Researchers are keeping busy at the University of Michigan, which spent $1.3 billion on research during fiscal year 2013, or 4.3 percent more than it had the year prior, according to a recent report. The schools and departments that received the most funding were U-M’s Medical School (43.3 percent); College of Engineering (15.5 percent); College of Literature, Sciences, and the Arts (12.1 percent); and the Institute for Social Research (9 percent).
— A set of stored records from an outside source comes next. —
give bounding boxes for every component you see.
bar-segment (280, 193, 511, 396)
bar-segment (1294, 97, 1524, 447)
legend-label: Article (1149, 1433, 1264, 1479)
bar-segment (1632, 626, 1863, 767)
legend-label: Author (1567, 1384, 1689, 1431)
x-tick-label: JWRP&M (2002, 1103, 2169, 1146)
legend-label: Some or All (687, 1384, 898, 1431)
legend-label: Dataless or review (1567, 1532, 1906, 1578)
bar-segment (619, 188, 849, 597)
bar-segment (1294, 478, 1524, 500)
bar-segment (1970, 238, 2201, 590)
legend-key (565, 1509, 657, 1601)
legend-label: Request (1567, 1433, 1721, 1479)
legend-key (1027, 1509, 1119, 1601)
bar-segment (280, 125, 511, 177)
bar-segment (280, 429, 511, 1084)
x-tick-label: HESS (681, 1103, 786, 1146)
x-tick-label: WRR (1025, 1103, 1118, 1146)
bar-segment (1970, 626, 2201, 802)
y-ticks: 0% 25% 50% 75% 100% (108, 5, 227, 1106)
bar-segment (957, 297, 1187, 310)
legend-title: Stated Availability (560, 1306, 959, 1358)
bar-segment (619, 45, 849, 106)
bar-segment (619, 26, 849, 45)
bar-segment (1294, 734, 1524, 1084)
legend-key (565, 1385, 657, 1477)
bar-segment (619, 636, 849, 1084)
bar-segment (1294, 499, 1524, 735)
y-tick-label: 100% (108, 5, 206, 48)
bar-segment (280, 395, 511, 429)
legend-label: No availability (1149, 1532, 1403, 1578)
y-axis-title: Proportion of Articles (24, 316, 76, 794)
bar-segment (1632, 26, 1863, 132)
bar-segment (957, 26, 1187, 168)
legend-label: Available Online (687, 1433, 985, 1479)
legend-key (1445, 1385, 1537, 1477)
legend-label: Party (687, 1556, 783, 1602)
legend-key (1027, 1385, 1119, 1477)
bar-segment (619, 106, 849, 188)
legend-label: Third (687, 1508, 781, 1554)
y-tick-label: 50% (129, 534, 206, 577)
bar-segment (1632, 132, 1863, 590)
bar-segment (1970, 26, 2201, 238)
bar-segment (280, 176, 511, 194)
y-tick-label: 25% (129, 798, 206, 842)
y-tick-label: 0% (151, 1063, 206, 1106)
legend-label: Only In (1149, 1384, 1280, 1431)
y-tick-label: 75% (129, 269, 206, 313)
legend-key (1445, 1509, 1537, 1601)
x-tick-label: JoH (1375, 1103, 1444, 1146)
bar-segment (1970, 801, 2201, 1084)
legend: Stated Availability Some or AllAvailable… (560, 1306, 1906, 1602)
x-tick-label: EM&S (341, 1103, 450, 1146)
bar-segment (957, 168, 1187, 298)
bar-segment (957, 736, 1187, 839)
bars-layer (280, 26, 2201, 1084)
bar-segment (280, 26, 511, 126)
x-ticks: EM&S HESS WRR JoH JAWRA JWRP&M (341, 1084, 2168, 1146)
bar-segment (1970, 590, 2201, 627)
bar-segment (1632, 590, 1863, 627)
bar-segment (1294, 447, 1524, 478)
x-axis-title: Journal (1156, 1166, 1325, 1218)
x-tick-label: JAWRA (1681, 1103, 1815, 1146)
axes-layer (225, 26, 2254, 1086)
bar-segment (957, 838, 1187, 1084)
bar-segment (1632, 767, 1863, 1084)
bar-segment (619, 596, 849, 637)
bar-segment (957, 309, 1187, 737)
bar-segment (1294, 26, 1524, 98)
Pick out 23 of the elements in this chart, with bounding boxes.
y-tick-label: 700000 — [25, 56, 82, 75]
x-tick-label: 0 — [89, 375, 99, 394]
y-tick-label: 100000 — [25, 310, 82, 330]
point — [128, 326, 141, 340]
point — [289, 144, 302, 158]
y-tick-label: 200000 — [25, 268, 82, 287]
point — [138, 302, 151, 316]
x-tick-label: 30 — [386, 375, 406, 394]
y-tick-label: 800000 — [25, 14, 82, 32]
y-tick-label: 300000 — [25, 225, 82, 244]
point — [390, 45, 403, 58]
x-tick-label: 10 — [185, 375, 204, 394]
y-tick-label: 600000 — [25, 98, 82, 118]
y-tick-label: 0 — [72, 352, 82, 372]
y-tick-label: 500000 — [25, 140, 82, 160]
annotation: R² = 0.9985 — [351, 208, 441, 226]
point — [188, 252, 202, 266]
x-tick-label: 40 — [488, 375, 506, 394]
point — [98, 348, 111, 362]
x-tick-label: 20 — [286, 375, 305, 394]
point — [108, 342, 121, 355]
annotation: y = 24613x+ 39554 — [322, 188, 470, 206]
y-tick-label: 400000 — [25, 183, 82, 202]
“University research has long been critical to the vitality and competitiveness of our nation’s economy,” Stephen R. Forrest, vice president for research, Forrest said in a release. “This growth at U-M reflects our sponsors’ continuing confidence in the value of this investment here.”

The university reports that funding from the state of Michigan increased more than six fold to $3.5 million, and that research grants and contracts from industry grew by 14 percent to a record $73 million.

Major grants finalized last year included a $28.4 million, five-year grant renewal for the U-M Cancer Center from the National Cancer Institute, and a $152 million, five-year grant from the Cyclone Global Navigation Satellite System. The latter will involve launching a network of eight satellites that will help with hurricane and extreme weather prediction.

Among the school’s top three sponsors were the National Institutes of Health ($509.7 million), National Science Foundation ($89.7 million), and Department of Defense ($74.1 million). However, although federal sponsorship —which grew by 2.8 percent — accounted for nearly 62 percent of the university’s total research volume, this might not hold true in future years. Under the federal Budget Control Act of 2011, the government mandated a 5.1 reduction in non-exempt non-defense discretionary funding. The effects of the cuts will become clear in the 2014 fiscal year.

“Any decline in federal research funding will cut back on our ability to train the next generation of researchers and innovators, and to generate new ideas with potential in the marketplace,” Forrest said. “This puts our nation at a competitive disadvantage, particularly when other nations are increasing their investments in university research.”

In other U-M news, the Zell Lurie Institute for Entrepreneurial Studies and its Center for Venture Capital and Private Equity Finance at the University of Michigan’s Ross School of Business will host its eighth annual Michigan Private Equity Conference on Oct. 3-4. More than 200 private equity, investment banking, and business professionals are expected to attend the event, which will cover topics that pose challenges and new opportunities for those in private equity and institutional investing.